Maybe she thinks her partner, OP’s exH isn’t consistent with his parenting and is using this as an opportunity to find out and start her relationship with the kids on the right foot.

If she thinks he isn’t consistent with his parenting then she should respond to that accordingly in her own decision making and behaviour. He should be able to implement appropriate boundaries for everyone in the unit that includes him, his children, and his girlfriend. OP shouldn’t have to take responsibility in advance for any poor decision making on the part of two other adults, one of whom is as responsible for the kids as she, OP, is, and one of whom has no responsibility for them.

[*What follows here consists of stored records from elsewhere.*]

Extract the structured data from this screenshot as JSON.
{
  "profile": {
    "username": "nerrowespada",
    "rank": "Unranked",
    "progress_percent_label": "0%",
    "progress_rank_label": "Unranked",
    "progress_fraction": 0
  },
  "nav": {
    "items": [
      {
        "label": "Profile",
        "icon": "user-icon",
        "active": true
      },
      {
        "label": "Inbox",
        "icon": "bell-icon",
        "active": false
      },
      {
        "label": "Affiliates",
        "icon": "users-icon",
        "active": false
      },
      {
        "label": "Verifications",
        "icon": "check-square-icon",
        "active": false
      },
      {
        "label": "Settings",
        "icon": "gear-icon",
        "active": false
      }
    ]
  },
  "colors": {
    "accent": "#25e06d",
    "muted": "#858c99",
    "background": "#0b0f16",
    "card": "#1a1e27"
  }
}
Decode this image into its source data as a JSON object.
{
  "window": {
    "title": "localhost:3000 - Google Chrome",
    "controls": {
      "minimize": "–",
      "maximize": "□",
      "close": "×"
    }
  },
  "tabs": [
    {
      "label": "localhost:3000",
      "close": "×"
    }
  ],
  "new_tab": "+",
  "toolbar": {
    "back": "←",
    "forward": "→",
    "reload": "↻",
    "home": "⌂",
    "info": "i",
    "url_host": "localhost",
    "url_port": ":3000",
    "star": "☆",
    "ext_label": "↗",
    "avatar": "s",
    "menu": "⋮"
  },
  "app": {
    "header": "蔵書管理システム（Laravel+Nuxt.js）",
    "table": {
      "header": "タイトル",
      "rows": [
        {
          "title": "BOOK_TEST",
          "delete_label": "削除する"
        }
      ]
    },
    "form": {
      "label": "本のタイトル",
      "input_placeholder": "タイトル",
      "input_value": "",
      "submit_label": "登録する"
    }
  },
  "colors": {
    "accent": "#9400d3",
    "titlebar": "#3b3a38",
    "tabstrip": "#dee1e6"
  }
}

MolkosTeenageAngst · 01/10/2023 14:16

EmsHugs · 01/10/2023 13:48

Feels like a minefield. ExH is very hands on but we both acknowledge he is a soft touch, more so when he doesn't see them day in day out. DC (3) is having some terrible tantrums at the moment and find their boundaries which may have led to the disciplining question if I am being generous. I don't think ExH would speak badly of me but as I struggled at first with giving some control to the nanny, he might be covering his bases.
DC(7) is super clingy and will often be bestfriends with anyone that shows her attention or treats her ie granny is her best friend because she routinely buys her over priced magazines in the supermarket and sparkly hair accessories/nail varnishes etc.
Again how do I say to someone don't be too nice to my daughter I don't want you to be her favourite, without sounding like a cow.
The letter came across as very teacherly (which given she is one) does make me a little concerned ExH will defer to her when jt comes to things like homework or how to deal with children. I say that not because he is useless or doesn't want to parent but I suppose it may just be a natural thing.

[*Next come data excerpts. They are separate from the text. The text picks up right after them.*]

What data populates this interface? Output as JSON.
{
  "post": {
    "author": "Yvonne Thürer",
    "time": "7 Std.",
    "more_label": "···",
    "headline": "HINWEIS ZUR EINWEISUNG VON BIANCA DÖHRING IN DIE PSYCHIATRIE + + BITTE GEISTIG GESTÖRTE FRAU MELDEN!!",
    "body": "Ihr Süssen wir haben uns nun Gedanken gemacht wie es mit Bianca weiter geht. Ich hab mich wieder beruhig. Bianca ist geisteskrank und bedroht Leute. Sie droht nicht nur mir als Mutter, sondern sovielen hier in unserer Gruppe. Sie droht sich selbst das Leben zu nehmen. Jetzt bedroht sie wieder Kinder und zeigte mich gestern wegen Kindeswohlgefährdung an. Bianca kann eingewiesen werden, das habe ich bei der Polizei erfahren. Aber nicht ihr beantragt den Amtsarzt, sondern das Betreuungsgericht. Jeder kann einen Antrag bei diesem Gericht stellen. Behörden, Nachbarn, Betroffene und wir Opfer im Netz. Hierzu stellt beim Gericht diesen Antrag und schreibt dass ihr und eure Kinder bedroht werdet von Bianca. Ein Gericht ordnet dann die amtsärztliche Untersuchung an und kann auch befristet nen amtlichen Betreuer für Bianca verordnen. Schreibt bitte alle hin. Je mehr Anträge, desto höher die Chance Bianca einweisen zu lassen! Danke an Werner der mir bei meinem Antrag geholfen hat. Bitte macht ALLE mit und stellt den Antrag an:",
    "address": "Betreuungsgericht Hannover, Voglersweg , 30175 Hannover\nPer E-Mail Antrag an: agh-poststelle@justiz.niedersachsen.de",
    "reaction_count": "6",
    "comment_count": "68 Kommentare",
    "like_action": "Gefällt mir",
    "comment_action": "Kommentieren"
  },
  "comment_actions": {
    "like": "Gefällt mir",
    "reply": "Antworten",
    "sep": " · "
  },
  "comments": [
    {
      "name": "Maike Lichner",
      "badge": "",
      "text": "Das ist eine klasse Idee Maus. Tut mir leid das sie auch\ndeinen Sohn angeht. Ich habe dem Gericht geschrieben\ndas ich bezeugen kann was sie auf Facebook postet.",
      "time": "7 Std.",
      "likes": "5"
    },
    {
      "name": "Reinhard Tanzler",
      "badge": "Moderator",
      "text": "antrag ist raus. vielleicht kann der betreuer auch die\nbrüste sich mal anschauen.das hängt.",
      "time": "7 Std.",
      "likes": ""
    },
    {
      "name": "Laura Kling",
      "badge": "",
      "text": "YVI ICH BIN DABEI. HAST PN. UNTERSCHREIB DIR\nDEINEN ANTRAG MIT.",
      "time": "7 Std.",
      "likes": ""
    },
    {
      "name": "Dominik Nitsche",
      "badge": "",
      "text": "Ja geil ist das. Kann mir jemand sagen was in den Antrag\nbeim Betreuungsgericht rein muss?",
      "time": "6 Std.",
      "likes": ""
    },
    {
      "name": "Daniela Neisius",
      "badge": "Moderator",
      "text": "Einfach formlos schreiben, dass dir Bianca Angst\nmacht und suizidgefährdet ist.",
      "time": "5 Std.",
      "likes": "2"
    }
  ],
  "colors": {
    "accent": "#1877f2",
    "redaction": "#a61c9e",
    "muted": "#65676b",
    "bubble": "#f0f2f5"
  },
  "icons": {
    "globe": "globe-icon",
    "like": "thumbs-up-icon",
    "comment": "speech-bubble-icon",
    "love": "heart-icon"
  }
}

Eugh I'm going to have to meet her I feel, as I can't see how any of this will read well in a letter. She did suggest we meet just the two of us and then do a handover at the park or an activity where all three adults are present.. 🙄

Just all feels so soon but then if they have been chatting for well over a year and then dating I don't suppose it does feel soon for them.

Can I ask what would be people's do and don't with their ExH gf with kids age 3 &7

I think you need to separate what you don’t want her to do because of your own feelings, and what you don’t want her to do at this point because it is in your children’s best interests.

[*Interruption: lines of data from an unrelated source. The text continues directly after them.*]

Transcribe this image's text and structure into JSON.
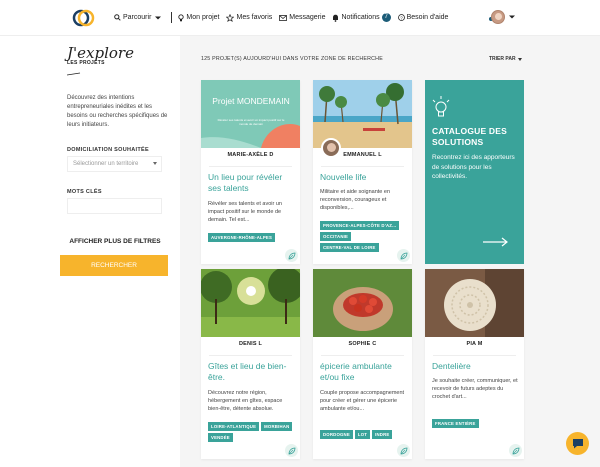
{
  "header": {
    "nav": [
      {
        "label": "Parcourir",
        "icon": "search-icon"
      },
      {
        "label": "Mon projet",
        "icon": "lightbulb-icon"
      },
      {
        "label": "Mes favoris",
        "icon": "star-icon"
      },
      {
        "label": "Messagerie",
        "icon": "mail-icon"
      },
      {
        "label": "Notifications",
        "icon": "bell-icon",
        "badge": "7"
      },
      {
        "label": "Besoin d'aide",
        "icon": "help-icon"
      }
    ]
  },
  "sidebar": {
    "title": "J'explore",
    "subtitle": "LES PROJETS",
    "description": "Découvrez des intentions entrepreneuriales inédites et les besoins ou recherches spécifiques de leurs initiateurs.",
    "domiciliation_label": "DOMICILIATION SOUHAITÉE",
    "territory_placeholder": "Sélectionner un territoire",
    "keywords_label": "MOTS CLÉS",
    "more_filters": "AFFICHER PLUS DE FILTRES",
    "search_button": "RECHERCHER"
  },
  "results": {
    "count_text": "125 PROJET(S) AUJOURD'HUI DANS VOTRE ZONE DE RECHERCHE",
    "sort_label": "TRIER PAR"
  },
  "cards": [
    {
      "author": "MARIE-AXÈLE D",
      "title": "Un lieu pour révéler ses talents",
      "desc": "Révéler ses talents et avoir un impact positif sur le monde de demain. Tel est...",
      "tags": [
        "AUVERGNE-RHÔNE-ALPES"
      ],
      "image_text_title": "Projet MONDEMAIN",
      "image_text_sub": "Révéler ses talents et avoir un impact positif sur le monde de demain"
    },
    {
      "author": "EMMANUEL L",
      "title": "Nouvelle life",
      "desc": "Militaire et aide soignante en reconversion, courageux et disponibles,...",
      "tags": [
        "PROVENCE-ALPES-CÔTE D'AZ...",
        "OCCITANIE",
        "CENTRE-VAL DE LOIRE"
      ]
    },
    {
      "author": "DENIS L",
      "title": "Gîtes et lieu de bien-être.",
      "desc": "Découvrez notre région, hébergement en gîtes, espace bien-être, détente absolue.",
      "tags": [
        "LOIRE-ATLANTIQUE",
        "MORBIHAN",
        "VENDÉE"
      ]
    },
    {
      "author": "SOPHIE C",
      "title": "épicerie ambulante et/ou fixe",
      "desc": "Couple propose accompagnement pour créer et gérer une épicerie ambulante et/ou...",
      "tags": [
        "DORDOGNE",
        "LOT",
        "INDRE"
      ]
    },
    {
      "author": "PIA M",
      "title": "Dentelière",
      "desc": "Je souhaite créer, communiquer, et recevoir de futurs adeptes du crochet d'art...",
      "tags": [
        "FRANCE ENTIÈRE"
      ]
    }
  ],
  "catalogue": {
    "title": "CATALOGUE DES SOLUTIONS",
    "desc": "Recontrez ici des apporteurs de solutions pour les collectivités."
  },
  "colors": {
    "accent": "#3aa39a",
    "cta": "#f7b42c",
    "badge": "#1c5c78"
  }
}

It is reasonable, at this point, to say you don’t want her to be involved in things like personal care (dressing/ undressing, using the toilet etc) and things like bedsharing, these are safeguards for your children and reasonable things not to want somebody who may not be a permanent fixture to be involved in.

It is not reasonable to say don’t be too nice to your DD in case she becomes a ‘favourite’ as it sounds like that is more about your own feelings of jealousy and not because it won’t be in your DD’s interests. Obviously she shouldn’t be spoiling the DC with expensive gifts but you can’t micromanage the relationship she develops with your DC, if it’s in your DD’s nature to be ‘best friends’ with new adults then I think that’s just something you have to ride out. Obviously as an adult you must be aware she won’t actually see this woman as a best friend and that you will still always be her mum. I also don’t see why you wouldn’t want her to do things like help with homework, if she’s a teacher and has knowledge around subjects that can help your DC then surely something like that would only be helpful to them. Obviously you don’t want her doing things like that from day one, I think it’s reasonable to say you want them to take things slow and for her not to be around overnight or in early mornings, evenings etc when it’s family time at the moment whilst the relationship is still new and without commitment, but if the relationship between ex and the new gf was to become serious and committed then these are reasonable things for a step-parent to do and saying no to these things sounds like it’s about your feelings of jealousy and not about what is best for the children.

LoudSnoringDog · 01/10/2023 14:16

YABU

she’s being incredibly respectful and making it clear she knows her role in your kids lives and wants your guidance to ensure she doesn’t step over any toes or boundaries.